To calculate lost profits, the expert determines the business’s lost revenue using a variety of techniques, such as the yardstick and before-and-after methods. Projected lost revenue is based on certain assumptions and adjusted by appropriate profit margins to reach lost profits.
Regardless of the method applied, the expert needs projected future revenue and profit margin numbers. But this can prove difficult with new businesses, because they lack financial histories and, in some cases, comparable industry data.
To project future revenue, experts typically use data from historical company performance, industry, and general economic trends and forecasts. With a new business, however, an expert may find insufficient performance data, insufficient firm data to correlate with industry trend data or a product so new that no projections have yet been made.
Similar problems complicate the process of determining profit margins, which requires lost profits analysis of a company’s fixed and variable costs. An expert will usually use historical company performance, industry profit margins, and internal forecasts based on projected revenue and cost structures. But a new business may offer insufficient data for lost profits analysis, and, if it markets a new product or service, comparable businesses might not exist.
Determining accurate lost profits damages for new businesses isn’t hopeless, though. Experts have alternative forecasting methods that can lead to supportable lost profits claims.
For instance, they can use company projections for future revenue if the available data allows calculation of lost profits with “reasonable certainty” – in other words, the damages aren’t merely speculative. The expert also may apply industry growth rate projections to existing company data and develop multiple sales projections using varied combinations of actual and projected data.
If the multiple projections arrive at similar conclusions, the expert can offer those findings as evidence of lost revenue. After lost revenue is calculated, the expert might use firm-specific data to model the cost structure by determining fixed and variable costs and the cost of goods sold.
Even when no useful firm-specific data can be identified, experts can cull useful information from outside sources. For example, they might look at models and studies of new-product life cycles to obtain market share and penetration estimates useful in projecting revenue.
Internal data and reports, industry forecasts, and other sources can then assist in formulating profit margins. And many governmental agencies, trade associations and research organizations issue regular reports that provide data – including expected demand, price and cost structures – that can be wielded to validate lost profits projections.
Experts also use discount rates. The discount rate applied to lost profits must reflect the riskiness and probability that the business would have realized the projected lost profits. It may be necessary to add a premium to the discount rate to account for overly optimistic internal forecasts. Or, when a business is in an early stage, experts may add an additional premium to the discount rate because lost profits aren’t as easily projected as they are for an established business.
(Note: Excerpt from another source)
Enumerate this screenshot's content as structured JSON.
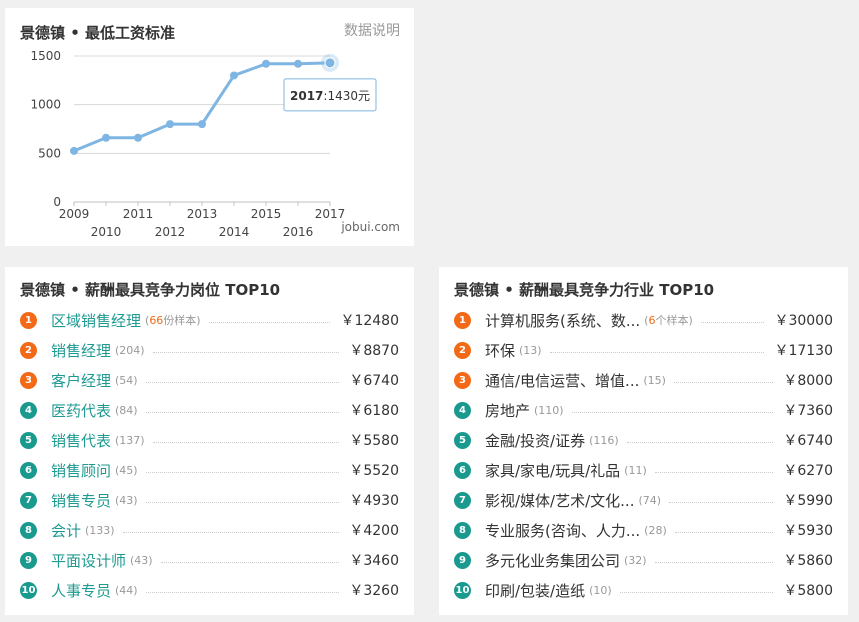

Claims for lost profits damages arise in many types of litigation, including shareholder disputes, insurance litigation, breach of contract, and intellectual property actions. Unfortunately, many of the plaintiffs in these cases are start ups that lack the financial resources to prevent litigation and defend against wrongdoing. The good news is that entrepreneurs can estimate lost profits with confidence by hiring valuation specialists who are trained in such out-of-the-box thinking and creative – but defensible – solutions.